Other indications of success come in such moments as the announcement, “I have charts; I have graphs” as a participant seeks to reassure us all that the interdisciplinary ambitions of the project have informed a very useful consideration of a topic others might have passed by had they chanced upon it in some other capacity. The bibliographies generated by the previous MPP gatherings demonstrate exactly how much the value of these events is that we each individually have the opportunity to encounter and then make constructive use of ideas and discussions. We hope the Halifax Bibliography further promotes such reading and writing.
One struggle throughout the history of MPP has been how to generate work that is genuinely interdisciplinary, that is, work that considers material from a variety of social, economic, and cultural sources and examines them as expressions of a debate that was itself at times ill-defined and confusing, rather than explaining one discipline’s way of approaching a question to participants from a different background. That said, if we look back on what we have accomplished so far it’s not insubstantial, and later this year we’ll be posting to the web site a bibliography of works by participants published since their first involvement with the group. We think you’ll be impressed, and perhaps a little surprised, by the quality and variety of the work.

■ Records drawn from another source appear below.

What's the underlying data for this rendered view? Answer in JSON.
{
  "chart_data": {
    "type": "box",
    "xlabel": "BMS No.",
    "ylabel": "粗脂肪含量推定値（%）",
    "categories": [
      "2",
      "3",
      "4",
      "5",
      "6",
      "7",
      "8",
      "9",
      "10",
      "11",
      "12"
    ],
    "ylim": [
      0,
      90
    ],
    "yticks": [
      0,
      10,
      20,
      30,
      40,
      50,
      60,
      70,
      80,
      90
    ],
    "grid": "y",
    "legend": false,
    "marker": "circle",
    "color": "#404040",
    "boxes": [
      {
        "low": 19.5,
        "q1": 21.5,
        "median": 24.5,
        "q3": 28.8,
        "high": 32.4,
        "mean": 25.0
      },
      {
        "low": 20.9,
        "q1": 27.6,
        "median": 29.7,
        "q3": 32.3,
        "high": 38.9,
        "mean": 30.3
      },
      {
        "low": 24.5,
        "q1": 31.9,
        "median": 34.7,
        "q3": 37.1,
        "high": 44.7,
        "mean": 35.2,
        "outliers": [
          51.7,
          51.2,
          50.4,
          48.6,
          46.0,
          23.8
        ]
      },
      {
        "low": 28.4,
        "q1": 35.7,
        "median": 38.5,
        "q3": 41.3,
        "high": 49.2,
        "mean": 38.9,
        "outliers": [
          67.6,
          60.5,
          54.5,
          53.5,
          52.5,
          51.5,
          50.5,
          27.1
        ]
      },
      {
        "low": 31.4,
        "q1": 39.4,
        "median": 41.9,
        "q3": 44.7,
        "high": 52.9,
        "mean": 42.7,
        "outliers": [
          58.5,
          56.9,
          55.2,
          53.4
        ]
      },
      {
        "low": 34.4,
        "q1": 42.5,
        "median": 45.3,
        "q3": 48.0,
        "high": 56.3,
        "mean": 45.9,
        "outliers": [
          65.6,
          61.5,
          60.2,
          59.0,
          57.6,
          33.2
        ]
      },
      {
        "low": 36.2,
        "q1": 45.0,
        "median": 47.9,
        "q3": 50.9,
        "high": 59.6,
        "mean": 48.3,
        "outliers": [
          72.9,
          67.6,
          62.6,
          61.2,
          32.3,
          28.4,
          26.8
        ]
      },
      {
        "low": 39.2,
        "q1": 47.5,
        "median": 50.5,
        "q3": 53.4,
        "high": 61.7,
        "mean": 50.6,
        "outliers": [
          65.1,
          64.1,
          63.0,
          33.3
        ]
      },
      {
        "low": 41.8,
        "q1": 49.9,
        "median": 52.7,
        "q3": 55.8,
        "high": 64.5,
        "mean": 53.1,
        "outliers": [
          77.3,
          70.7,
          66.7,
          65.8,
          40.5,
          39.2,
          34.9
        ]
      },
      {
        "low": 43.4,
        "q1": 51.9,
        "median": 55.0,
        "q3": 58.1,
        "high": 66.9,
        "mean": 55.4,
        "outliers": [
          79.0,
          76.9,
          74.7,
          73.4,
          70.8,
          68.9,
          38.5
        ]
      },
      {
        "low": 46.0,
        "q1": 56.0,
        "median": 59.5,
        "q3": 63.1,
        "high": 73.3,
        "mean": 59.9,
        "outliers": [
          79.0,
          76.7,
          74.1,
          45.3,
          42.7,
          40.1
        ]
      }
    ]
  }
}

Money, Power, and Print continues to introduce participants to ideas, concepts, and source material they might well otherwise have failed either to find or to appreciate. The degree to which that goal has been met will be put to the test in Leuven, Belgium, in 2014 at what was once the Irish College, when the three co-conveners of “Money, Power, and Print: Interdisciplinary Studies on the Financial Revolution in the British Isles, 1688-1776” do something they haven’t done since we first met in Regina and bring their own, very varied, work to the table. In part, we hope to demonstrate what we have learned since Regina, and in part we hope to demonstrate more clearly exactly what we had in mind when we first met in Regina.
MPP has turned out to be a worthy undertaking. It is our hope that the tenth anniversary gathering in Leuven will help move the project forward without us losing any of the collegiality, conviviality, and collaboration. We hope you might consider joining us there.